All of this is part of a continuous campaign of asymmetric warfare. We need to ban flight of DJI drones, disable them all through some means, or confiscate them all. Unfortunately that may only affect law abiding citizens and the ones looking to conduct espionage or disrupt operations will still just do whatever they want to do. But the bigger problem is that American politicians have been absolutely asleep at the wheel in managing China. They need to be FAR more aggressive with China, wage asymmetric warfare back, and even wage direct warfare by destroying key Chinese properties like ship building facilities, to reduce their ability to gain power.
This reads like a carricature of patriotic 80s movie dialogue. At least it skips the bodily fluids part.
It's tit for tat for the threats of them getting banned, that's all.
Nobody needs commercial local drones for all that, nation states have had powerful satellites and other means. Jackie Chan flying a Mavic over some facility ain't gonna reavel shit anybody doesn't already know...
Why suggest something so absurd
>>wage direct warfare by destroying key Chinese properties like ship building facilities,
oh.
Is there any American drone company making better drones?
I just don’t see how this feature wouldn’t be a major liability to DJI. Am I wrong?
Given the continuing drone idiocies with the California fires, I would expect a blanket ban coming unless an automated system can instantly comply with FAA airspace restrictions.

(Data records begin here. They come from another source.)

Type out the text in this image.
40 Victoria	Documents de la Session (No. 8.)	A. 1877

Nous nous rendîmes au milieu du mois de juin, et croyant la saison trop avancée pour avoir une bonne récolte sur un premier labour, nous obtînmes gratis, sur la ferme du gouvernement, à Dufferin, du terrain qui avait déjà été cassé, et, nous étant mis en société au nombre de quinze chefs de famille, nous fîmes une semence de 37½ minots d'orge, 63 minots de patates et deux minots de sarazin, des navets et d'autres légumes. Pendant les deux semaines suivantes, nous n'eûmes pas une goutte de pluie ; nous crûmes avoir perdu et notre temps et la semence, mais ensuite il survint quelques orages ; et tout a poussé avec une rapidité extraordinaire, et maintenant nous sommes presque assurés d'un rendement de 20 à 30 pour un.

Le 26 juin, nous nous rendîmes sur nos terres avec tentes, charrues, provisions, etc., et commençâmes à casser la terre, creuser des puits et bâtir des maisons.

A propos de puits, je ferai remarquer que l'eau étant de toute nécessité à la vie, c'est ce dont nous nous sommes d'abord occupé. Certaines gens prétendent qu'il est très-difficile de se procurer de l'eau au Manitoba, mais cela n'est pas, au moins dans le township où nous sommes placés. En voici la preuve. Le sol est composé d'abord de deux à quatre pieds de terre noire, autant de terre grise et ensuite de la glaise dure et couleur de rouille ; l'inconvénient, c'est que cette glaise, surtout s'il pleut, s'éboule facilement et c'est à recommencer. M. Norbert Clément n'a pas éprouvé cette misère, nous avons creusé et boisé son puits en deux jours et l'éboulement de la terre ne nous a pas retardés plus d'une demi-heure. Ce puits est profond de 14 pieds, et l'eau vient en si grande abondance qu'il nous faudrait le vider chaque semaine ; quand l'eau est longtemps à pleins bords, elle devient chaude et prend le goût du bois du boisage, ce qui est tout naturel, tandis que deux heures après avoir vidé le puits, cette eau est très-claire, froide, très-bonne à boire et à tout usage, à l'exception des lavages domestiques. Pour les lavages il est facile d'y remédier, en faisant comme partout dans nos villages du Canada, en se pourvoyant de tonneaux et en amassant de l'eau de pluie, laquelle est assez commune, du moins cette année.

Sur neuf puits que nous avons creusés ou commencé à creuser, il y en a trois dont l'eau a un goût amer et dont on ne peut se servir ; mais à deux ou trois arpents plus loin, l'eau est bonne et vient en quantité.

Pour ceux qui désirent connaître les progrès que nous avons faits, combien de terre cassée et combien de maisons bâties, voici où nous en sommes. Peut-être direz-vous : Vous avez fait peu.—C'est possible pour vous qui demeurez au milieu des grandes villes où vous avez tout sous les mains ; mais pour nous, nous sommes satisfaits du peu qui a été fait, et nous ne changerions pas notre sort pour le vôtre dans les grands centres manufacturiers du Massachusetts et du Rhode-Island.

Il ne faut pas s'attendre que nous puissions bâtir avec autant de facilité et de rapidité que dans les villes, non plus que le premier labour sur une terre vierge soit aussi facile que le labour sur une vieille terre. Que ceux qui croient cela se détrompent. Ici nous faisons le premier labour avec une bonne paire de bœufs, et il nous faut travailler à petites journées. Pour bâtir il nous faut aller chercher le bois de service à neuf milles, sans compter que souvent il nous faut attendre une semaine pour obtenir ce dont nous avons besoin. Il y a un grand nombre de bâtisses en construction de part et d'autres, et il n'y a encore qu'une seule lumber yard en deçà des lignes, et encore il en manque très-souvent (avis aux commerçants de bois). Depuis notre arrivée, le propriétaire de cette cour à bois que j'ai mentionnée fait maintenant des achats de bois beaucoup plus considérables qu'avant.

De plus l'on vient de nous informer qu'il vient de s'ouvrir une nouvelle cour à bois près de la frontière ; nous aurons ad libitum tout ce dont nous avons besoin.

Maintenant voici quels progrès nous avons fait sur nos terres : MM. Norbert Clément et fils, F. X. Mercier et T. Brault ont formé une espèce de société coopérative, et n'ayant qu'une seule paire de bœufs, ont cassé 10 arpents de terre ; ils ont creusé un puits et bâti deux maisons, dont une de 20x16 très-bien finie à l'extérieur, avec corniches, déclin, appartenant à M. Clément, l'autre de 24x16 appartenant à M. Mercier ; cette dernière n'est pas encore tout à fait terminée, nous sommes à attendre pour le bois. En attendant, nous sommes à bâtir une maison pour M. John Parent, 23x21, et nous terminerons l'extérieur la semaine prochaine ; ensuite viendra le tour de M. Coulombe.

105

Cars don't refuse to get into one way streets and it's 100% the drivers fault.
A destroy-on-sight policy for unauthorized drones in restricted airspaces seems like a good enough solution for this problem without online censorship. Don't want your expensive drone blown to smithereens? Don't fly it where you ain't supposed to be flying it.

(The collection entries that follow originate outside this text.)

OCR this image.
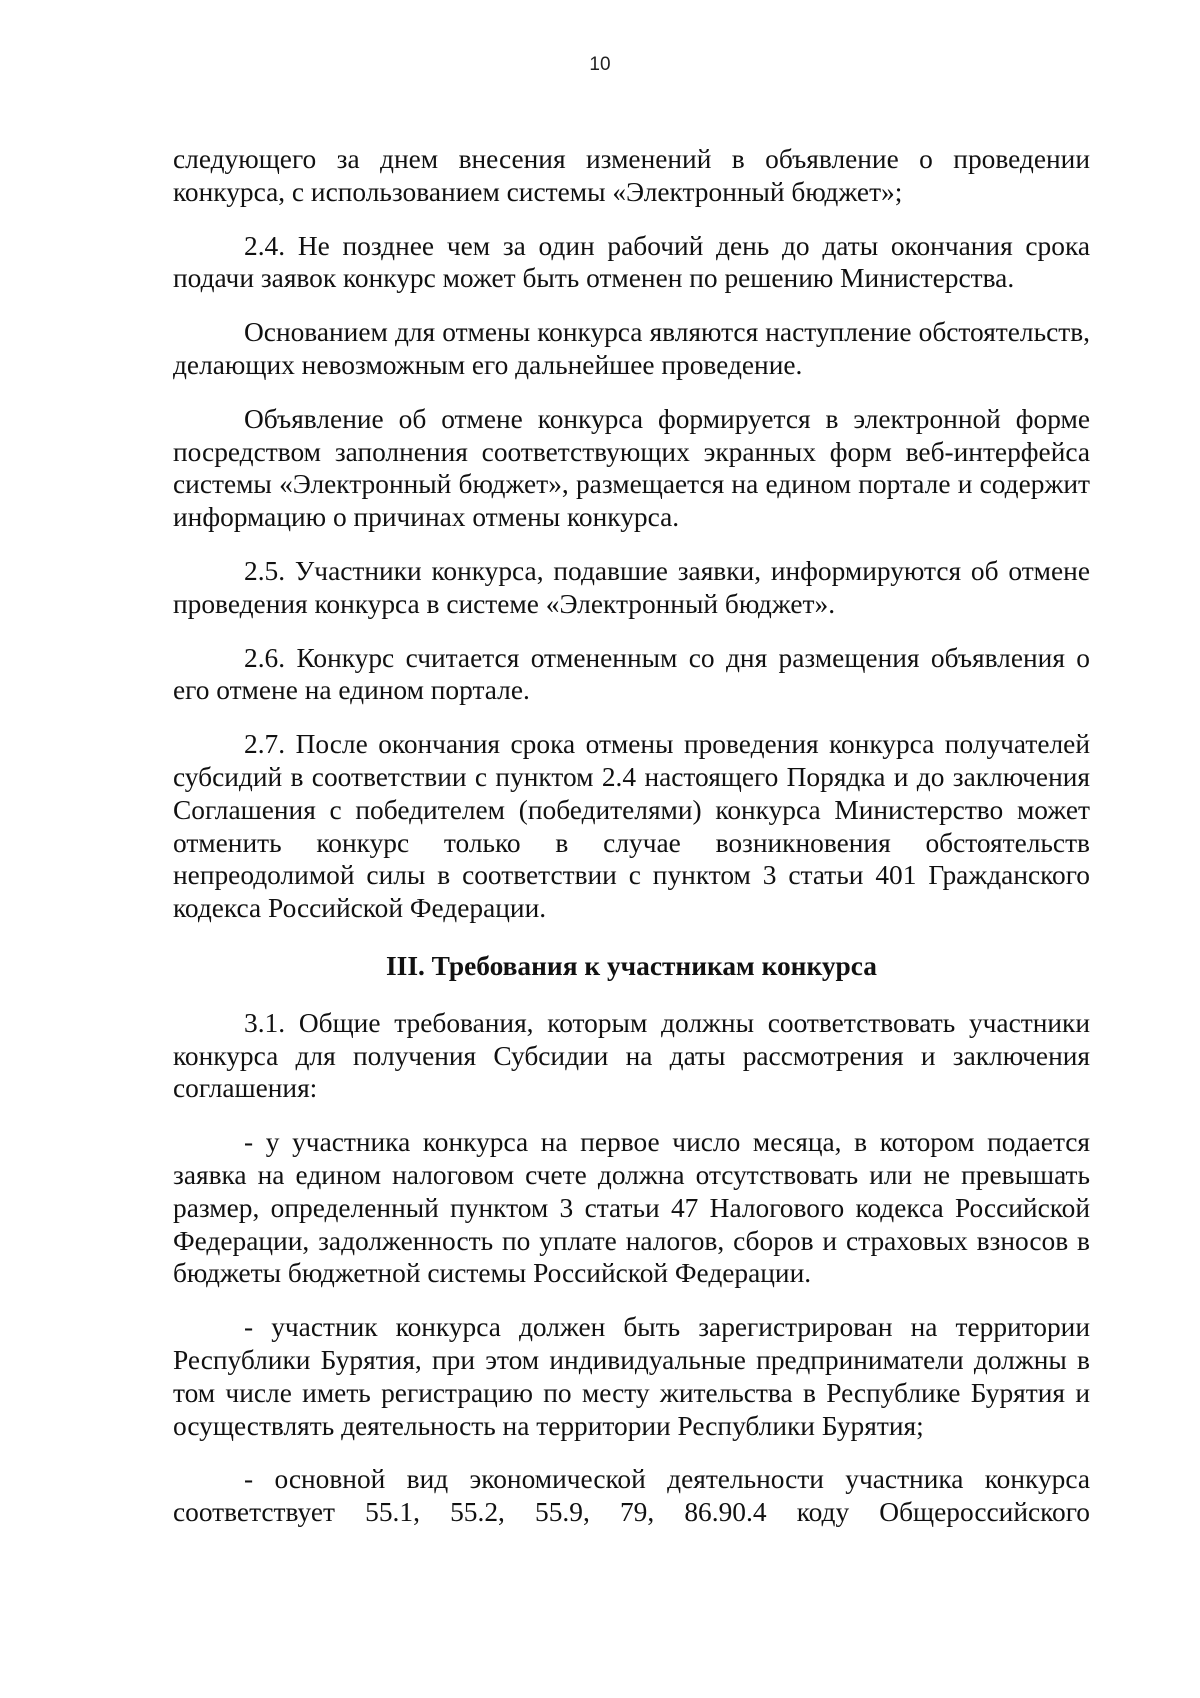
10

следующего за днем внесения изменений в объявление о проведении конкурса, с использованием системы «Электронный бюджет»;

2.4. Не позднее чем за один рабочий день до даты окончания срока подачи заявок конкурс может быть отменен по решению Министерства.

Основанием для отмены конкурса являются наступление обстоятельств, делающих невозможным его дальнейшее проведение.

Объявление об отмене конкурса формируется в электронной форме посредством заполнения соответствующих экранных форм веб-интерфейса системы «Электронный бюджет», размещается на едином портале и содержит информацию о причинах отмены конкурса.

2.5. Участники конкурса, подавшие заявки, информируются об отмене проведения конкурса в системе «Электронный бюджет».

2.6. Конкурс считается отмененным со дня размещения объявления о его отмене на едином портале.

2.7. После окончания срока отмены проведения конкурса получателей субсидий в соответствии с пунктом 2.4 настоящего Порядка и до заключения Соглашения с победителем (победителями) конкурса Министерство может отменить конкурс только в случае возникновения обстоятельств непреодолимой силы в соответствии с пунктом 3 статьи 401 Гражданского кодекса Российской Федерации.

III. Требования к участникам конкурса

3.1. Общие требования, которым должны соответствовать участники конкурса для получения Субсидии на даты рассмотрения и заключения соглашения:

- у участника конкурса на первое число месяца, в котором подается заявка на едином налоговом счете должна отсутствовать или не превышать размер, определенный пунктом 3 статьи 47 Налогового кодекса Российской Федерации, задолженность по уплате налогов, сборов и страховых взносов в бюджеты бюджетной системы Российской Федерации.

- участник конкурса должен быть зарегистрирован на территории Республики Бурятия, при этом индивидуальные предприниматели должны в том числе иметь регистрацию по месту жительства в Республике Бурятия и осуществлять деятельность на территории Республики Бурятия;

- основной вид экономической деятельности участника конкурса соответствует 55.1, 55.2, 55.9, 79, 86.90.4 коду Общероссийского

(And on the flip-side, the FAA and other authorities need to provide real-time public access to maps of those restricted areas - which I wouldn't be surprised if they're already doing, but still)
They're referring to the new administration, so pivoting away from this designation.
I mean, how many regular people buy drones, and how often? My guess would be one in 50 buys a new drone every 4 years. With that kind of demand, I guess Russia and Ukraine's drone demand might be equivalent to the entire Western world's
If those drones feed back camera data and telemetry, the Chinese might have access to the biggest military drone training dataset in the entire world by far.
Also, it's unlikely front line internet is capable of streaming the video back to DJI.
This could be less about retaliation and more run of the mill profiteering.
With no long term future viable a short term solution might be to just unlock the drones and capture the rest of the market.
Which is what I think is happening here.
From perspective of China, it seems they are winning as US is copying them. The bans, the protection of their industries, restricting free speech and building a surveillance state.